Yes, OPEC and its allies such as Russia have cut output to prevent prices from weakening because the market has been oversupplied.

Those cuts aimed to reduce supply by 1.2 million bpd. But much of that was from Saudi Arabia so it now cannot be reversed quickly.

Non-OPEC members such as Russia are pumping near capacity, with perhaps only 100,000-150,000 bpd of available additional production.

WHAT ABOUT IRAN?

Iran holds spare capacity but it cannot get the oil to market because of sanctions imposed by the government of U.S. President Donald Trump.

Iran’s exports have fallen over 2 million bpd since April.

Washington has said Iran was behind Saturday’s attack, so is unlikely to ease sanctions to allow Iran to plug a gap it believes was created by Tehran.

Iran, for its part, said after the attack that it would pump at full volume if sanctions were eased.

AND VENEZUELA?

U.S. sanctions have also impacted the Venezuelan oil industry. But Venezuelan output has been in free fall for years and state oil company PDVSA is unlikely to be able to boost production much even if sanctions were eased.

WHAT ABOUT U.S. SHALE? CAN SHALE PRODUCERS PUMP MORE?

The United States has become the world’s top crude producer after years of rapid growth in supply from the shale sector, much of it pumped from fields in Texas. The U.S. has also grown as an exporter and shipped more crude to international markets in June than Saudi Arabia.

Shale producers can move quickly to pump more when prices rise and can bring production online in a matter of months. That is a much faster timeline than most traditional oil production.

If the Saudi outage looks like it will be prolonged and oil prices rally significantly, then shale producers will raise output.

But even if shale producers pump more, there are constraints on how much the United States can export because oil ports are already near capacity.

(Graphic: U.S. Oil Production png, https://fingfx.thomsonreuters.com/gfx/editorcharts/OIL-PRODUCTION-US/0H001PBVH68N/eikon.png)

SO WHAT HAPPENS NOW? WHAT ABOUT OIL IN STORAGE?

It all depends on how long the outage lasts.

Saudi Arabia, the United States and China all have hundreds of millions of barrels of oil in strategic storage.

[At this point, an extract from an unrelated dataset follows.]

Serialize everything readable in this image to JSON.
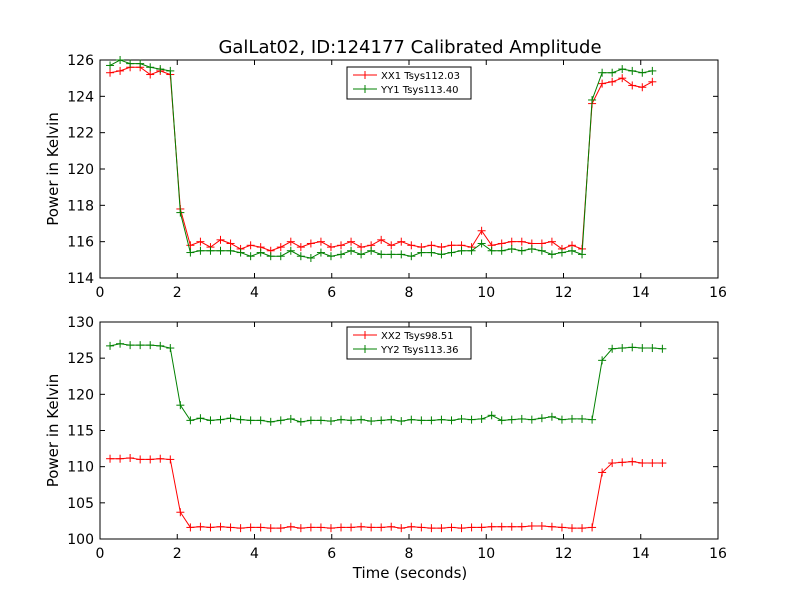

That is the storage that governments keep for exactly this scenario – to compensate for unexpected outages in supply.

They can release oil from strategic storage to meet demand and temper the impact on prices. U.S. President Donald Trump said on Sunday he had authorized a release from the U.S. Strategic Petroleum Reserve.

The IEA, which coordinates energy policies of industrialized nations, advises all its members to keep the equivalent of 90 days of net oil imports in storage.

Oil from storage should keep the market supplied for some time, but oil markets will likely become increasingly volatile as storage is run down and the possibility of a supply crunch rises.

The IEA said on Saturday the markets were still well supplied despite the Saudi disruptions.

“We are massively oversupplied,” said Christyan Malek, head of oil and gas research for Europe, Middle East and Africa at J.P. Morgan, adding it would take five months of a 5 million-bpd outage to take global crude supply levels back to a 40-year normal average.

“Having said that, this attack introduces a new, irreversible risk premium into the market,” he added.

WHAT HAPPENS IF THERE IS ANOTHER SUPPLY DISRUPTION?

With no spare capacity, future disruptions would cause oil prices to rise. A higher price over time will encourage producers to invest and pump more, while at the same time reducing consumption.

OPEC member Libya is in the middle of a civil war, which threatens its ability to continue pumping oil. Another big Libyan disruption would add to the shocks and highlight the lack of spare capacity.

Nigerian exports have also suffered from disruptions.

Even before the Saudi attack, spare capacity was falling. Consultancy Energy Aspects has said it expects OPEC spare capacity to fall to below 1 million bpd in the fourth quarter from two million bpd in the second quarter of 2019.